Vanda mengatakan faktor penekan konsumsi BBM kali ini disebabkan karena penurunan jumlah pemudik yang tidak sebanyak tahun sebelumnya.
“Kalau saya baca di berita ya paling tidak mungkin karena jumlah pemudik juga tidak sebanyak tahun lalu,” kata Vanda.
Untuk diketahui, Posko Rafi 2025 yang digelar oleh BPH Migas berlangsung selama periode 17 Maret—11 April atau sekitar 26 hari.
Dalam penutupan posko Rafi tersebut, BPH Migas melaporkan terjadi penurunan penyaluran BBM dibandingkan dengan tahun lalu.
Direktur BBM BPH Migas Sentot Harijady Bradjanto Tri Putro mengatakan konsumsi bahan bakar jenis solar (gasoil) selama periode tersebut naik 19% dari periode normal, sedangkan bensin (gasoline) naik 7%.
"Perinciannya, gasoline mengalami penurunan 6%, avtur 4%, kerosene [minyak tanah] 9%, sementara gasoil mengalami kenaikan 11%," ujarnya di sela konferensi pers.
Sentot juga menyebut selama periode Posko Rafi, Pertamina menyiagakan 125 terminal BBM, 7.746 stasiun pengisian bahan bakar umum (SPBU), dan 70 depot pengisian pesawat udara (DPPU).
Menurut dia, ketahanan stok BBM selama periode tersebut terealisasi di rentang 19—21 hari.
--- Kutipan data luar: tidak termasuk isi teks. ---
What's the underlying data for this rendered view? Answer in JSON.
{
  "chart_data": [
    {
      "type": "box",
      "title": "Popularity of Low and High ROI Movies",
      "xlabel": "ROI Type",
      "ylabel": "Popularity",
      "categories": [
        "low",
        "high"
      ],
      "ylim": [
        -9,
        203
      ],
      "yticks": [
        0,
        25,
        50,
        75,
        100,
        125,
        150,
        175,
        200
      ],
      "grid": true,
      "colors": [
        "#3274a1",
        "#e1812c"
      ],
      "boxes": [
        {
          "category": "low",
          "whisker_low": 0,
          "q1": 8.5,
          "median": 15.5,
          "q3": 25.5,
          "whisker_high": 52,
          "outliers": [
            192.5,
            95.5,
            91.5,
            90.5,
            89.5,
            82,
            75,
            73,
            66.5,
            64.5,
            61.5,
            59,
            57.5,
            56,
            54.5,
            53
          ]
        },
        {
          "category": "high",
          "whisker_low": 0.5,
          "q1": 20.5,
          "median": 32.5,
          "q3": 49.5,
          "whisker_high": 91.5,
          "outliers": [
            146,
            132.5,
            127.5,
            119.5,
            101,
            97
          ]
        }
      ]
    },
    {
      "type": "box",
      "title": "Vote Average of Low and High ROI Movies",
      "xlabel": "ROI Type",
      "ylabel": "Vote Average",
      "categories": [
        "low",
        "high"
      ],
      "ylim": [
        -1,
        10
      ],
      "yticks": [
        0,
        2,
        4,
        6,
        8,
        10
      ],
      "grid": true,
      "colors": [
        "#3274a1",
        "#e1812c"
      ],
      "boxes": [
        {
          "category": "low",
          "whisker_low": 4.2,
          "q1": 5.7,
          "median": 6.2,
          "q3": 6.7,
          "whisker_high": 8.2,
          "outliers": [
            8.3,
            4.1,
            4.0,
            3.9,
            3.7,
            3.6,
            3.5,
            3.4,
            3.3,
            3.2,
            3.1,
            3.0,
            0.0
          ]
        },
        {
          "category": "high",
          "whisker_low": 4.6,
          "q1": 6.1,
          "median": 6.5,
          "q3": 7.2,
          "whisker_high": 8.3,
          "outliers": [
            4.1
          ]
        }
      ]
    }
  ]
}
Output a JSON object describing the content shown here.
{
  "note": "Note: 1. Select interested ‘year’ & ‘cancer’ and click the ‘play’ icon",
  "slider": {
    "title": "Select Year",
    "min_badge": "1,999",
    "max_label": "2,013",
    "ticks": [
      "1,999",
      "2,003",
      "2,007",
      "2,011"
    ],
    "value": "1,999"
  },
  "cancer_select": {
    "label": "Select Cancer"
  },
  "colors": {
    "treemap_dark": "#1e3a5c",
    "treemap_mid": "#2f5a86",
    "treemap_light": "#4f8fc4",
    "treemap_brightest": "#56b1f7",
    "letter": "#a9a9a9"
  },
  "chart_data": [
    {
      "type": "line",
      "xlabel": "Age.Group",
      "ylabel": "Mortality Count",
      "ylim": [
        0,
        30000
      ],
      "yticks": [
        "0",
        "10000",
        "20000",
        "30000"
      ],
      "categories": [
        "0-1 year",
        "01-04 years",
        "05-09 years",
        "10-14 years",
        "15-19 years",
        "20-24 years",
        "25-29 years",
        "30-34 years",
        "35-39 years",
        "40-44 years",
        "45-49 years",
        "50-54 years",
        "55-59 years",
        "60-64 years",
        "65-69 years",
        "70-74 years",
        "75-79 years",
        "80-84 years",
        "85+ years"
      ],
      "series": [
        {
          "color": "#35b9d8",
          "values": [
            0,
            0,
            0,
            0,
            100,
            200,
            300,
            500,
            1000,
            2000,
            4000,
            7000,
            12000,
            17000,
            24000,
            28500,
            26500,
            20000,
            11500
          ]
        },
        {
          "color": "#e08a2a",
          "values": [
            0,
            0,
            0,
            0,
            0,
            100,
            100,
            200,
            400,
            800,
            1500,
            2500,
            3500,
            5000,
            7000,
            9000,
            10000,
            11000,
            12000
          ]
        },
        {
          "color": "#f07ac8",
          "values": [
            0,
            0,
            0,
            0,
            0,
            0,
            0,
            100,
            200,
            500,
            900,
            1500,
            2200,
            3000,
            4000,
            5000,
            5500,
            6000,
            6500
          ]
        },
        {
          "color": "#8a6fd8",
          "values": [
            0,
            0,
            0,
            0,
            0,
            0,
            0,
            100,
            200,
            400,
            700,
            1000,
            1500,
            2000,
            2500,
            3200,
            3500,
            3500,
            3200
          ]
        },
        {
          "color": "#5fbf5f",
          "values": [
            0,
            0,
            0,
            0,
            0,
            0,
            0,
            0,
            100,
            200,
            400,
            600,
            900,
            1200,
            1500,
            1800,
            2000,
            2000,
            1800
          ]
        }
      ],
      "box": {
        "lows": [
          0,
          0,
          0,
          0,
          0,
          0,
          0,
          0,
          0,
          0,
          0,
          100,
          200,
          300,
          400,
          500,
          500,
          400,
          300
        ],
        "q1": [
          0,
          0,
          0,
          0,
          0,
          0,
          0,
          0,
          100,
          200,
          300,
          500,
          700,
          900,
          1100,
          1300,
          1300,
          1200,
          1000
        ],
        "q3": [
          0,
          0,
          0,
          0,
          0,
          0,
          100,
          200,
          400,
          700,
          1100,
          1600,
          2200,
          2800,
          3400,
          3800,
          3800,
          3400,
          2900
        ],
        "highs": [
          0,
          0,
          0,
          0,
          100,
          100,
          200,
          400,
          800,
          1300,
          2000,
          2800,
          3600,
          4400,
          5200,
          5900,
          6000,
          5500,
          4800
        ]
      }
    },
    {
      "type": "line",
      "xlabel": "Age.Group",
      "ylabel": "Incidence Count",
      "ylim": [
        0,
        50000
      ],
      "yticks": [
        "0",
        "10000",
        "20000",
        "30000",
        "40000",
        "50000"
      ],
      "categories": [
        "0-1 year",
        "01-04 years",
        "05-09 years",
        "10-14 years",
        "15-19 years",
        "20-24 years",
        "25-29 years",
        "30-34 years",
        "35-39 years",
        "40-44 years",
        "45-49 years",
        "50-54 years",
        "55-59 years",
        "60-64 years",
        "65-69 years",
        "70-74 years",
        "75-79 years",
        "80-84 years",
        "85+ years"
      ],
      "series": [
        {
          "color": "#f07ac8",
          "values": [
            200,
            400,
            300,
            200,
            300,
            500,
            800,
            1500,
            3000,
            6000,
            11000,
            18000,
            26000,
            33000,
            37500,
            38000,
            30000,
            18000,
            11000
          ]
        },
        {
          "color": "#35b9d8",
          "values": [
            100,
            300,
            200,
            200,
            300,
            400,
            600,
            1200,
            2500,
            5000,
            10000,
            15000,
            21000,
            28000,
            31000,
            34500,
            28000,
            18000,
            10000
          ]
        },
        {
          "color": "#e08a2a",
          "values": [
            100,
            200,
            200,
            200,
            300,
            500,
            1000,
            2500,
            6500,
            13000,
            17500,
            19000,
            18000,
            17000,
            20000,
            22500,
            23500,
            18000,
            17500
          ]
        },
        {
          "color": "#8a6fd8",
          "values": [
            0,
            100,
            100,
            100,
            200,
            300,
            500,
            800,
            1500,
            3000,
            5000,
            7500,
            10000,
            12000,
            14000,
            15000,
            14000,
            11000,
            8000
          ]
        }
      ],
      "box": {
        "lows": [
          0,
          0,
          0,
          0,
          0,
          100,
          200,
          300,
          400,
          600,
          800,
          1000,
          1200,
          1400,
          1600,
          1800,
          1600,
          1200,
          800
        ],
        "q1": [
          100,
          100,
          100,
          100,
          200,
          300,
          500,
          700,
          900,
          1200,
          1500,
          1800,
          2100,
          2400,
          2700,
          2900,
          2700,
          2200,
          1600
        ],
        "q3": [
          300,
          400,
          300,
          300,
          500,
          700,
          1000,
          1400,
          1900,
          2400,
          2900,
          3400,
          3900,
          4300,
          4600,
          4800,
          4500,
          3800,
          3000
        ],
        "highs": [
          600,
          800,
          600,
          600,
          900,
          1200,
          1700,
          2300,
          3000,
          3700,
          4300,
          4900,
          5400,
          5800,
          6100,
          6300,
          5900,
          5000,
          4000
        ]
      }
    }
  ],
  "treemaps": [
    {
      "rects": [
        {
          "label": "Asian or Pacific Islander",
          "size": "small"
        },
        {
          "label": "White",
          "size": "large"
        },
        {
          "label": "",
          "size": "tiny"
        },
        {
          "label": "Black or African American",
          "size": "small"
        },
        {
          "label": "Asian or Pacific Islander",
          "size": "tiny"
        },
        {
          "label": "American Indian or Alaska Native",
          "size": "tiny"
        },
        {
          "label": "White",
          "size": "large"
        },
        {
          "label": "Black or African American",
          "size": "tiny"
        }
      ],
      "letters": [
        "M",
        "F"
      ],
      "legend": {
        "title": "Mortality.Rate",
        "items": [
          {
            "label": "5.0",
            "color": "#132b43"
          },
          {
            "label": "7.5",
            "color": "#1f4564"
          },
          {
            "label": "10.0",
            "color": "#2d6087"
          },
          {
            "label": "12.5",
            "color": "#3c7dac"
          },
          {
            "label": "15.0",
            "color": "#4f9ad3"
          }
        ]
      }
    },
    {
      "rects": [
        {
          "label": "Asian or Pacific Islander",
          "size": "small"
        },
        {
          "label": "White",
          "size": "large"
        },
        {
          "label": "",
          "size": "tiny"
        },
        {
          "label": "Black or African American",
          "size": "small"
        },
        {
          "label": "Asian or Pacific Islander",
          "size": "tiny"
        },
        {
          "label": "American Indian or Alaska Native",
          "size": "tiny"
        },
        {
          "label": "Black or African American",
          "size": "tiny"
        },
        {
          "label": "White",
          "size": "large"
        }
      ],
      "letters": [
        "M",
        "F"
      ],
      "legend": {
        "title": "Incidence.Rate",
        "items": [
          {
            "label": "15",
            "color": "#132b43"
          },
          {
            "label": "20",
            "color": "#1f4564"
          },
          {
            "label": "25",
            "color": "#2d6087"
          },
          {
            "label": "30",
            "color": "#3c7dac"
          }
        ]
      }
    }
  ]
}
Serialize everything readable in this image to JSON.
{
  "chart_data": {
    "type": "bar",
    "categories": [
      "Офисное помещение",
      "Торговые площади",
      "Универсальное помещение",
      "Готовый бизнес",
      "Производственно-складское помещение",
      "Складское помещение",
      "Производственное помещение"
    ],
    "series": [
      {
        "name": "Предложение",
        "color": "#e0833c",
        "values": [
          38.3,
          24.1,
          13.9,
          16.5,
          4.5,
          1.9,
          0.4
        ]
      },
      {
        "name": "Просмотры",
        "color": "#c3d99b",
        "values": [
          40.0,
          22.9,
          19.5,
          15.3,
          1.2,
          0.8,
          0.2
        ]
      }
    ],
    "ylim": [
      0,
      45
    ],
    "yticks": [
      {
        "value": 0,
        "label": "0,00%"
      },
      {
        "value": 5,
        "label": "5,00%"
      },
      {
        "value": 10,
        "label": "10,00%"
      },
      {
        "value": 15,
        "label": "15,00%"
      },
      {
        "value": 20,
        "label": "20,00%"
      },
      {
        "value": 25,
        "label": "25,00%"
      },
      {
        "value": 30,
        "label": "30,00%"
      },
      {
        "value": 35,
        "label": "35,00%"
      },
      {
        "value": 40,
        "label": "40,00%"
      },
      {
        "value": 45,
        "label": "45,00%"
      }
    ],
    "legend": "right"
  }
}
Sementara itu dari sisi penyaluran, BPH Migas mencatat penyaluran bensin secara nasional paling tinggi terjadi pada 29 Maret 2025 dengan kenaikan 25,68% dari penyaluran normal.
Saat arus balik, puncak penyaluran bensin terjadi pada 5 April dengan kenaikan 19,17%.
Puncak penyaluran avtur saat arus mudik terjadi pada 28 Maret dengan kenaikan 11,99% dari penyaluran normal, sedangkan saat arus balik pada 7 April dengan kenaikan 14,41%.